Background: Numerous epidemiological studies have reported that tobacco smoking is a major risk factor for oral cancer, but relatively little is known about the effect of nicotine, a major product of cigarette smoking, on immortalized oral keratinocytes and cancer cells.
Methods: We investigated the effects of nicotine on the growth and differentiation of immortalized human oral keratinocytes (IHOK), primary oral cancer cells (HN4), metastatic oral cancer cells (HN12), and human skin keratinocytes (HaCaT), in the monolayer and in the three-dimensional (3D) raft cultures using the MTT assay, Western blotting, and cell cycle analysis.
Results: Nicotine inhibited the proliferation of immortalized and malignant keratinocytes in dose- and time-dependent manners as determined by MTT assay. The 3D organotypic culture showed that nicotine at high concentration (300 microM) inhibits epithelial maturation, surface keratinization, and decreased epithelial thickness. Flow cytometry showed that nicotine inhibited cell cycle progression by inducing G(0)/G(1) arrest of HaCaT, IHOK, HN4, and HN12 cells without causing apoptosis. Nicotine treatment increased p21 expression in immortalized cells (HaCaT, IHOK) and oral cancer cells (HN4, HN12), but decreased pRb and p53 expression in oral cancer cells. Moreover, after high-dose nicotine treatment, the involucrin expression increased markedly in immortalized cells, but not in oral cancer cells.
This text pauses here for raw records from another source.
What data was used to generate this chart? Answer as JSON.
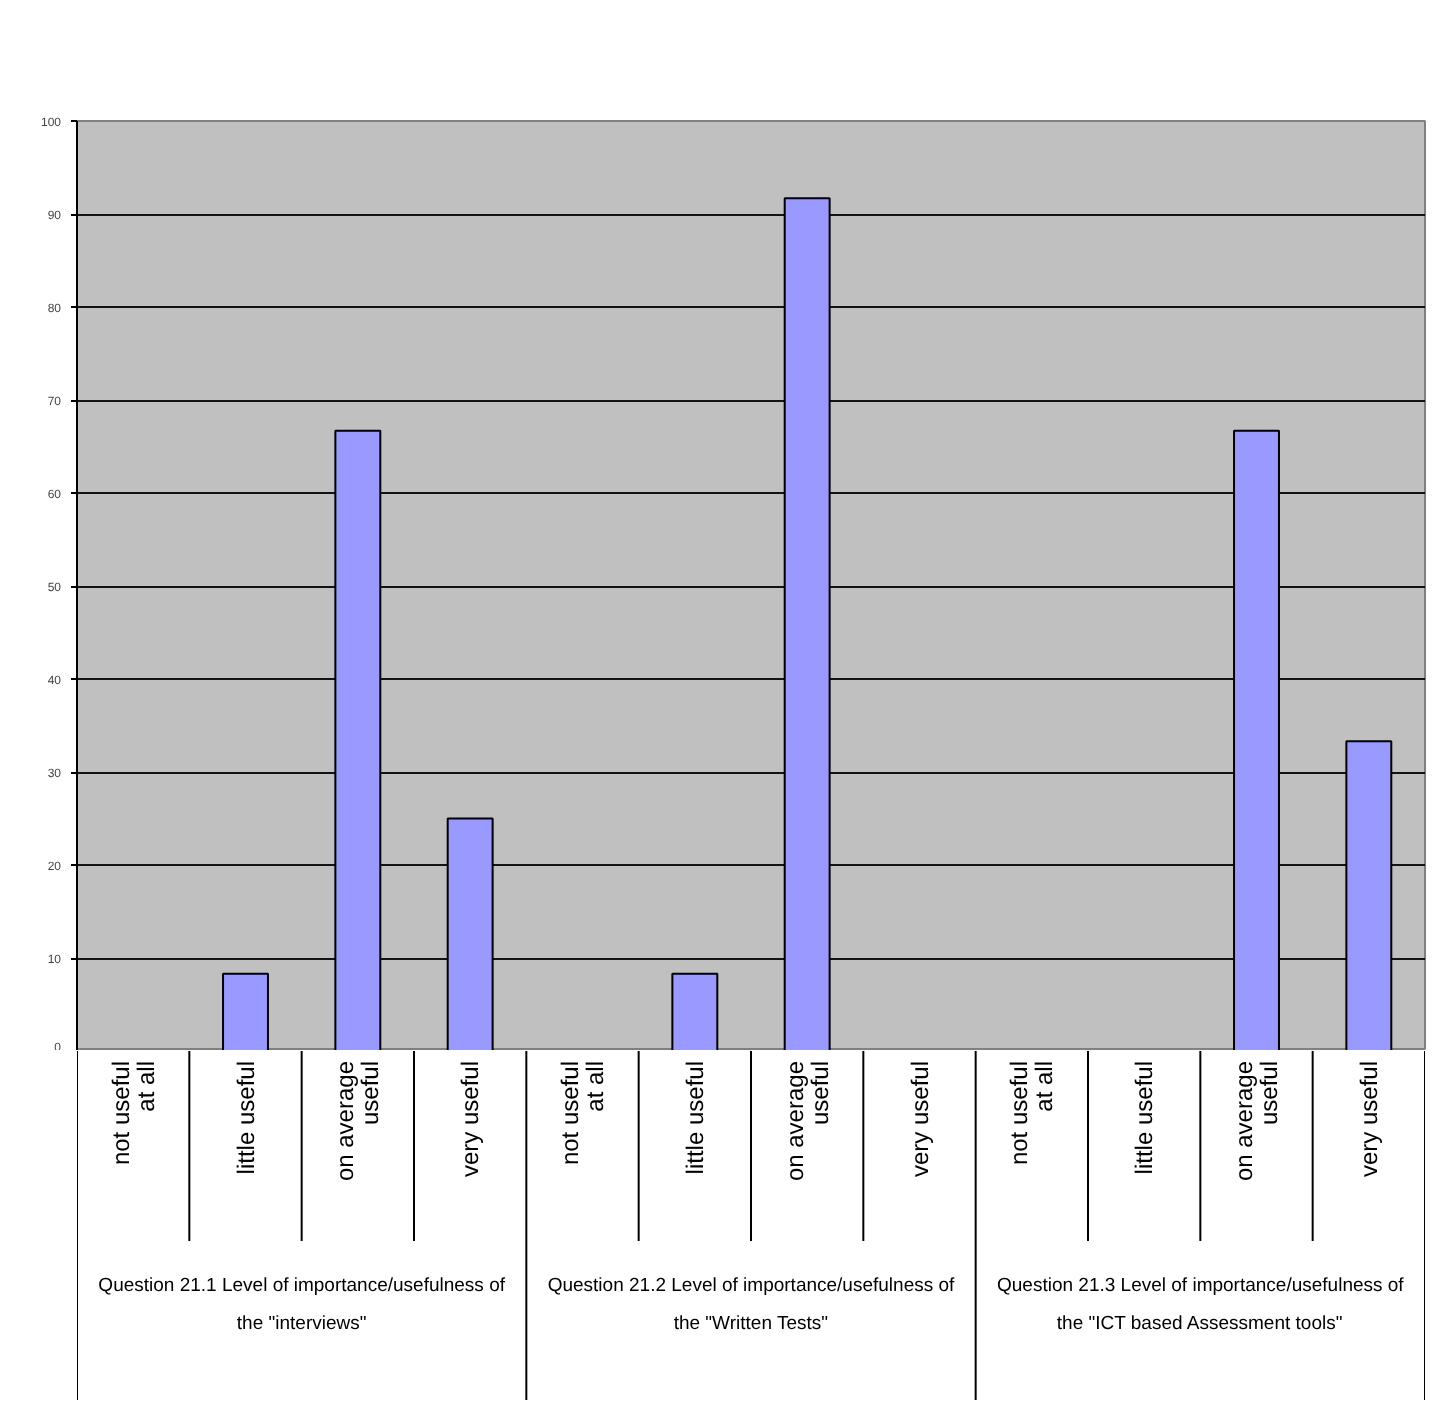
{
  "chart_data": {
    "type": "bar",
    "categories": [
      "not useful at all",
      "little useful",
      "on average useful",
      "very useful",
      "not useful at all",
      "little useful",
      "on average useful",
      "very useful",
      "not useful at all",
      "little useful",
      "on average useful",
      "very useful"
    ],
    "values": [
      0,
      8.3,
      66.7,
      25,
      0,
      8.3,
      91.7,
      0,
      0,
      0,
      66.7,
      33.3
    ],
    "color": "#9999ff",
    "ylim": [
      0,
      100
    ],
    "yticks": [
      0,
      10,
      20,
      30,
      40,
      50,
      60,
      70,
      80,
      90,
      100
    ],
    "grid": "y",
    "annotations": [
      "Question 21.1 Level of importance/usefulness of the \"interviews\"",
      "Question 21.2 Level of importance/usefulness of the \"Written Tests\"",
      "Question 21.3 Level of importance/usefulness of the \"ICT based Assessment tools\""
    ]
  }
}
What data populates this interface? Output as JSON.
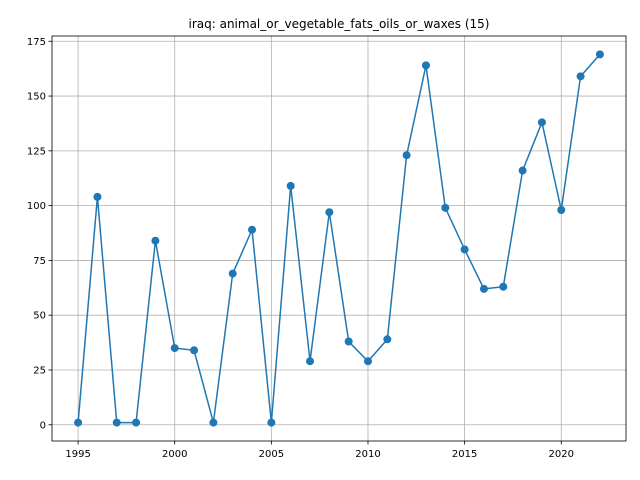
{
  "chart_data": {
    "type": "line",
    "title": "iraq: animal_or_vegetable_fats_oils_or_waxes (15)",
    "x": [
      1995,
      1996,
      1997,
      1998,
      1999,
      2000,
      2001,
      2002,
      2003,
      2004,
      2005,
      2006,
      2007,
      2008,
      2009,
      2010,
      2011,
      2012,
      2013,
      2014,
      2015,
      2016,
      2017,
      2018,
      2019,
      2020,
      2021,
      2022
    ],
    "values": [
      1,
      104,
      1,
      1,
      84,
      35,
      34,
      1,
      69,
      89,
      1,
      109,
      29,
      97,
      38,
      29,
      39,
      123,
      164,
      99,
      80,
      62,
      63,
      116,
      138,
      98,
      159,
      169
    ],
    "color": "#1f77b4",
    "xlim": [
      1993.65,
      2023.35
    ],
    "xticks": [
      1995,
      2000,
      2005,
      2010,
      2015,
      2020
    ],
    "ylim": [
      -7.4,
      177.4
    ],
    "yticks": [
      0,
      25,
      50,
      75,
      100,
      125,
      150,
      175
    ],
    "grid": true
  }
}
Conclusions: We demonstrated that nicotine inhibits growth through cell cycle arrest at G(0)/G(1) phase probably by increasing the expression of p21(WAF1/CIP1). Nicotine also affects epithelial differentiation in immortalized and malignant oral keratinocytes. Malignant oral keratinocytes appear to be more resistant to the effects of nicotine on epithelial growth and differentiation as compared to the immortalized cells.